I expect a challenge.

Now, before I elaborate, I should elucidate what this past week has entailed. I am working in Dr. Nicolas Buchler’s lab under the direct guidance of Sargis Karapetyan on the development of regulatory gene switches and oscillators in bacteria. Needless as it is to say, I knew little to nothing about what the end of the above sentence meant when I first walked into the lab. The past week, therefore has consisted of a nearly endless cycle of reading, studying, questions, and explanations from Sargis (not to mention my careful yet often unproductive examination of several plasmid maps). At first the going was tough and I struggled to keep up with the theories and scientific jargon common to synthetic biology. But I slowly picked up speed until I had a basic working understanding of our objective, the methods needed to reach it, and the results that we hope to obtain. In other words, I succeeded this past week. And I felt accomplishment along the way. So, to say that I expect a challenge doesn’t quite paint the full picture.
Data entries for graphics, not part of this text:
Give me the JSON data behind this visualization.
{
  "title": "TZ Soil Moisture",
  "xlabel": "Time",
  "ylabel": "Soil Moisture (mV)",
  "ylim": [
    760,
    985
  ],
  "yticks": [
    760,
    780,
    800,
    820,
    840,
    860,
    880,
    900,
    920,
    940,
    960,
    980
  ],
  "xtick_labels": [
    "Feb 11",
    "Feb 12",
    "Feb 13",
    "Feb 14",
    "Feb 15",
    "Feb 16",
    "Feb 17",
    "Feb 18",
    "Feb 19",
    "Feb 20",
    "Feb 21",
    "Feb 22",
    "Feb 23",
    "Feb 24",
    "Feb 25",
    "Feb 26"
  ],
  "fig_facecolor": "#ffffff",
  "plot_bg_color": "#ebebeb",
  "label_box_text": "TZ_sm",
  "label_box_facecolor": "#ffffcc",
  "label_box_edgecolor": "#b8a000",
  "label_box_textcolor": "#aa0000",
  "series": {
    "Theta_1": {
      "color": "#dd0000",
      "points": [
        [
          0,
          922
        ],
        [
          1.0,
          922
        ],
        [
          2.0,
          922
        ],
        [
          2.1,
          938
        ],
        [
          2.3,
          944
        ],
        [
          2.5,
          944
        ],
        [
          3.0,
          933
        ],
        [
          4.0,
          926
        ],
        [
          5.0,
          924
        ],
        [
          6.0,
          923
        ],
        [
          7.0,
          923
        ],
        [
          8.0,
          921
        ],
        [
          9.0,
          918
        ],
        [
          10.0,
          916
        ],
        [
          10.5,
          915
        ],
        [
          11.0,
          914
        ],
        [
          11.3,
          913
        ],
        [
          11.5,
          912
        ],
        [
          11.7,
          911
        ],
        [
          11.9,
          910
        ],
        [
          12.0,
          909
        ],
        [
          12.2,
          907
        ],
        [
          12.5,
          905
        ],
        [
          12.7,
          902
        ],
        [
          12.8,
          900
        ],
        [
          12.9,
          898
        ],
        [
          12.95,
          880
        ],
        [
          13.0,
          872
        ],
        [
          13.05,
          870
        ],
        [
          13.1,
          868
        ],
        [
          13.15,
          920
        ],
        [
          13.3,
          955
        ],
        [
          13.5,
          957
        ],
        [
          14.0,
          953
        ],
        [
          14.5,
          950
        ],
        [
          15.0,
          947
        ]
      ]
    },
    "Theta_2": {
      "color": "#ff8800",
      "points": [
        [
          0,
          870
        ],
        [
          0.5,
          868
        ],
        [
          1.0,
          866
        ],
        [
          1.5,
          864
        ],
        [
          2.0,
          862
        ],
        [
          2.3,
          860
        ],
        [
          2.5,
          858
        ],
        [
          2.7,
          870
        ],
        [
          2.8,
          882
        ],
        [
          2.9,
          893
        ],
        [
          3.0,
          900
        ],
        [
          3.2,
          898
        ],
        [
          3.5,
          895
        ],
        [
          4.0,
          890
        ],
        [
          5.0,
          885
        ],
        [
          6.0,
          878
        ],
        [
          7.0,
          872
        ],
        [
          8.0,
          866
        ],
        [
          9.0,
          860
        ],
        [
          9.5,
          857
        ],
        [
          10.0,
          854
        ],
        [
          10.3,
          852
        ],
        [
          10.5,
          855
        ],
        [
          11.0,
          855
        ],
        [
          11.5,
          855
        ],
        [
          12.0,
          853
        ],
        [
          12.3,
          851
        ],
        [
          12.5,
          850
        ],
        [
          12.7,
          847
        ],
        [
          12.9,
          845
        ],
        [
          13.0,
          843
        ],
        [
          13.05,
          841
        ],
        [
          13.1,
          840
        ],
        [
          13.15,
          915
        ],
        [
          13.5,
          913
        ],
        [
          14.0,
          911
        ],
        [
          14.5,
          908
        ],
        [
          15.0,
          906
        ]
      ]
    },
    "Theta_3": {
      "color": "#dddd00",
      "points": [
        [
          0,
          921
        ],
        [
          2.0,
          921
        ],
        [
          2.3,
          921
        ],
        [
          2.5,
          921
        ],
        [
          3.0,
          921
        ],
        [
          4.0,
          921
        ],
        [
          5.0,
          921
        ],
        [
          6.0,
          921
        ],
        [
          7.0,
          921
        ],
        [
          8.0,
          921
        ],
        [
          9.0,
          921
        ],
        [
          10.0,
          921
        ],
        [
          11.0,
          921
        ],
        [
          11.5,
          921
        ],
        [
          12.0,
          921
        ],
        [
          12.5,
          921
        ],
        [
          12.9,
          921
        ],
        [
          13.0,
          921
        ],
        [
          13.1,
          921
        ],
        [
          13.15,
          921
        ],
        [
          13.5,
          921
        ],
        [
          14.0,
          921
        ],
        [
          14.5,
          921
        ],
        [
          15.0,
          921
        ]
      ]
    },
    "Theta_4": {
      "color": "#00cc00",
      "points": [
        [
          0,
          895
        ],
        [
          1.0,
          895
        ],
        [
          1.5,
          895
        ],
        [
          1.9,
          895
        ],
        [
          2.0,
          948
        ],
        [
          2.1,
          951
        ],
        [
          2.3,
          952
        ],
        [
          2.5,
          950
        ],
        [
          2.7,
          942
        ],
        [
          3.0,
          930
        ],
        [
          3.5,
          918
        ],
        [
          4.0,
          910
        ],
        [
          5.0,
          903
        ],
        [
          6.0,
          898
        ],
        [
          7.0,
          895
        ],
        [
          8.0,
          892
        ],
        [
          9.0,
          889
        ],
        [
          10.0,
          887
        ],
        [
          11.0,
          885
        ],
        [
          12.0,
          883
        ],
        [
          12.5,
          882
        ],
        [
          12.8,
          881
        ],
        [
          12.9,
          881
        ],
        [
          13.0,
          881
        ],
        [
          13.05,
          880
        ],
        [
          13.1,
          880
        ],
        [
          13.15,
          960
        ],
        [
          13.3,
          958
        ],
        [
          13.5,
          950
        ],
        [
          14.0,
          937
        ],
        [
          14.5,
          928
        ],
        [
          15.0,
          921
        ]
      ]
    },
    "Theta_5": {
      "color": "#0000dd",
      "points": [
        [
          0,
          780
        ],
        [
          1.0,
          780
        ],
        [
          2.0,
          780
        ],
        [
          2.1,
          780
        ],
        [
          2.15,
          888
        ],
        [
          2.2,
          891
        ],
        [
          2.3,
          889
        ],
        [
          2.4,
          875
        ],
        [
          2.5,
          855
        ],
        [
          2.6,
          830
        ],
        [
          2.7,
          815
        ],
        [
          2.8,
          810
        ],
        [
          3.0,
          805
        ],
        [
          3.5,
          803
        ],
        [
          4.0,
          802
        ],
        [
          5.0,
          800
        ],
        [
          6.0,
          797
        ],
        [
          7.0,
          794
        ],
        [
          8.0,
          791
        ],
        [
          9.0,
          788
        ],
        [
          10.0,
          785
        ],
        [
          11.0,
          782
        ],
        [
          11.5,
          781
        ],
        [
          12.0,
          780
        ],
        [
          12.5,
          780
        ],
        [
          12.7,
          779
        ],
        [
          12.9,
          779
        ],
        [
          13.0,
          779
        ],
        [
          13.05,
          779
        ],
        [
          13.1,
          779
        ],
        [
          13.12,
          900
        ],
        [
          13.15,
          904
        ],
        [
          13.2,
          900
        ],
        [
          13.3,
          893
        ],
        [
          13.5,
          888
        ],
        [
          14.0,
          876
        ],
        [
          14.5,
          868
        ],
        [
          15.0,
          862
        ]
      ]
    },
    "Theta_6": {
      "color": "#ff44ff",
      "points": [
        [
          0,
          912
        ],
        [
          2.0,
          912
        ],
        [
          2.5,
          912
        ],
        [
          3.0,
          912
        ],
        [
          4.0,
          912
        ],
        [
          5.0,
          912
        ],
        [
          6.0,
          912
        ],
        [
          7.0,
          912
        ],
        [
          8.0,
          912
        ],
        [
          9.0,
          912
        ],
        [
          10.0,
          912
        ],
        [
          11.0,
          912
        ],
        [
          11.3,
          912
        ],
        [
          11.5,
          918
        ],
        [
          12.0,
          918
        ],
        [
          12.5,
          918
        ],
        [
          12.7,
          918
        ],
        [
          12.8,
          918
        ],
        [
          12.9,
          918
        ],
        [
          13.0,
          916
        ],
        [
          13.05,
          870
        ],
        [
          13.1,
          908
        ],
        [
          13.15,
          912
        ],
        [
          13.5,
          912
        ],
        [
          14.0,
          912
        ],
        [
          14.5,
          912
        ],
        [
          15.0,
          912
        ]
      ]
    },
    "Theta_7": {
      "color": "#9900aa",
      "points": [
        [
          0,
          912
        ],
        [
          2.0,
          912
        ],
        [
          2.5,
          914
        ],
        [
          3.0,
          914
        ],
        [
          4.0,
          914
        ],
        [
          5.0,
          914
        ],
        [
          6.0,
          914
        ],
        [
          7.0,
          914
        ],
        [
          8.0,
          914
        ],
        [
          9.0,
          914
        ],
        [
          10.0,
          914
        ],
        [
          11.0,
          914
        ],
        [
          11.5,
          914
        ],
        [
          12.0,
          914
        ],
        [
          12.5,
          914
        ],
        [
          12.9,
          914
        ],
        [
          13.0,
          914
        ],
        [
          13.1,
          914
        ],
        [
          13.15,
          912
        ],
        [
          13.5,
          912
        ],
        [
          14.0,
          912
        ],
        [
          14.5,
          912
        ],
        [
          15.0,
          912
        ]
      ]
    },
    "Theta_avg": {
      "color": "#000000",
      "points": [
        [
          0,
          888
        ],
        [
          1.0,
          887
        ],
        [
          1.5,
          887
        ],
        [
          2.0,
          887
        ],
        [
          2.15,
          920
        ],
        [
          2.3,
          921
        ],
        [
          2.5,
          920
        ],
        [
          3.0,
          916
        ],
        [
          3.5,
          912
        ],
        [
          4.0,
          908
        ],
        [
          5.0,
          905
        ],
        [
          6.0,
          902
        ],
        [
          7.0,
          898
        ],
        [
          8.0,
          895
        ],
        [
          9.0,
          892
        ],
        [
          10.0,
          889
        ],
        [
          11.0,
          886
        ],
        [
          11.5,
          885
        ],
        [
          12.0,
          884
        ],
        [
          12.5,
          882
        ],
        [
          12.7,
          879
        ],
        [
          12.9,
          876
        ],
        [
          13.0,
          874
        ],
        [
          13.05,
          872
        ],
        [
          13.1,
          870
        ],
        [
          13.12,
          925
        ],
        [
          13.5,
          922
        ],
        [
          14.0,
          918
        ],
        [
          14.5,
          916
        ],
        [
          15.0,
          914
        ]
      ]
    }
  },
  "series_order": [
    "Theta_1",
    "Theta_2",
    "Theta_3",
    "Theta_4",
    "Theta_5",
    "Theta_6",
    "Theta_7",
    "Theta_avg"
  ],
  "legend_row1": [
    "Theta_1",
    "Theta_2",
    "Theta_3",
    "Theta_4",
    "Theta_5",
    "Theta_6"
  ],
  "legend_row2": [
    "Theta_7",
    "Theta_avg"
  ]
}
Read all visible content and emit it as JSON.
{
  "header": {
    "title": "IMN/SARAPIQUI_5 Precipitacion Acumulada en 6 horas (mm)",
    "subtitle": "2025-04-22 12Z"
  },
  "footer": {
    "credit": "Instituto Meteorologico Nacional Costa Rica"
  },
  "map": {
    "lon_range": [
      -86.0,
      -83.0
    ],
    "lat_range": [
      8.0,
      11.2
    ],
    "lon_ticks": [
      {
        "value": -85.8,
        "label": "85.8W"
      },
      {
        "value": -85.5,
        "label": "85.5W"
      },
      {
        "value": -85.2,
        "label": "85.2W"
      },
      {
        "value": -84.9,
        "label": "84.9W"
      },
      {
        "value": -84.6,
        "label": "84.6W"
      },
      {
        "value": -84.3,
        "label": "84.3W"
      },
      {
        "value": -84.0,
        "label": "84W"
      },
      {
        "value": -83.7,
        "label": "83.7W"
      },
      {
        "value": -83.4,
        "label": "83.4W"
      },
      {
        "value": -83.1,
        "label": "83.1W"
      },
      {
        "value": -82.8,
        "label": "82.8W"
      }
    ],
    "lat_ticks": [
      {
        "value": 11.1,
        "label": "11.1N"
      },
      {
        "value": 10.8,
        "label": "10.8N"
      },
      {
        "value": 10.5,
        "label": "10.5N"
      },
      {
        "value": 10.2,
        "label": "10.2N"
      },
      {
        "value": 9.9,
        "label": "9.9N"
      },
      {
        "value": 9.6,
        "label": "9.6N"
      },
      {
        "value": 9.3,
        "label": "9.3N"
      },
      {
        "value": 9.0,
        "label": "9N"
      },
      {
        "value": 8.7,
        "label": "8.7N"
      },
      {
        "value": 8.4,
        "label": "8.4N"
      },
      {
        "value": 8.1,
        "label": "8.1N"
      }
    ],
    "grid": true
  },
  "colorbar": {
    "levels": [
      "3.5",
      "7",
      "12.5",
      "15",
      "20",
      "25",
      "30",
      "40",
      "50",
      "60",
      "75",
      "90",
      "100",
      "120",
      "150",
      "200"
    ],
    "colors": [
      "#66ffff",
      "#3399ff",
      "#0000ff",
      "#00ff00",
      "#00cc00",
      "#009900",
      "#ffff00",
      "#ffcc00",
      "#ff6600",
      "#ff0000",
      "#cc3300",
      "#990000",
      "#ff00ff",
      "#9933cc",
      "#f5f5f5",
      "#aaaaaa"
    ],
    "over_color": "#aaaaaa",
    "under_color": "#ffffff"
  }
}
I expect a challenge that I can overcome.

Let me expand on this. Scientific research is a brain-straining, time-intensive, and laborious pursuit that requires dedication and a deep familiarity with the subject under investigation. As such, I expect to feel a little in-over-my-head at times. Not in a desperate, “this is impossible” way, but as a pleasant reaction to the vast amounts of knowledge, skills, and experience that wait for me in the coming weeks. As I have said, building a working level of knowledge on the particular subject of regulatory genes in bacterial plasmids, let alone the rest of molecular and microbiology, has already proven difficult. I’ve read several papers of which I understood approximately 25% on first reading. Now, however, I understand them almost completely. I’ve also become competent with plasmid mapping programs that, at first, made my head spin (one very specific goal I have for the summer is to become a master of SnapGene and SeqBuilder). Because of these small, but important steps forward, I also expect that I will build a working understanding of the knowledge necessary to pursue my project. But more generally, I expect to learn about the scientific process—from idea development and project planning to execution, analysis, and presentation of the results. I expect these things not because I believe the specific outcomes of this project will be indispensable to my future, but because mastering both theory and method would mean that this program has helped me start thinking and learning like a scientist. In light of this, my general expectation can be extended once more.

I expect a plasmid-filled challenge that I can overcome and benefit from.

Finally, I expect to better understand what I will call “the people side of science” by the end of my eight weeks in Dr. Buchler’s lab. Science is by necessity a collaborative effort, so being able to interact effectively with peers (who are tremendous sources of knowledge and experience) and to contribute meaningfully to the group’s ideas and knowledge is an essential skill for a scientist. I, for instance, would sill be stumbling around in the dark were it not for Sargis, who not only supplies me continuously with the background knowledge that I need but has also helped to steer my project in a meaningful direction. Without his guidance and experience, many flaws and overlooked complications (not to mention an important pair of poorly-selected primers) would have gone unnoticed. More than anything, I have enjoyed learning from him, picking his brain, and reveling in his intellectual fervor (he, for instance, has completely changed for the better my opinion of scotch tape as a tool with a short anecdote about its centrality in the creation of graphene). By the time I leave in late July, I hope to have built a strong relationship with him, Dr. Buchler, and the rest of the members of the Buchler lab. In other words…

I expect a plasmid-filled challenge that, with the help of others, I can overcome and benefit from.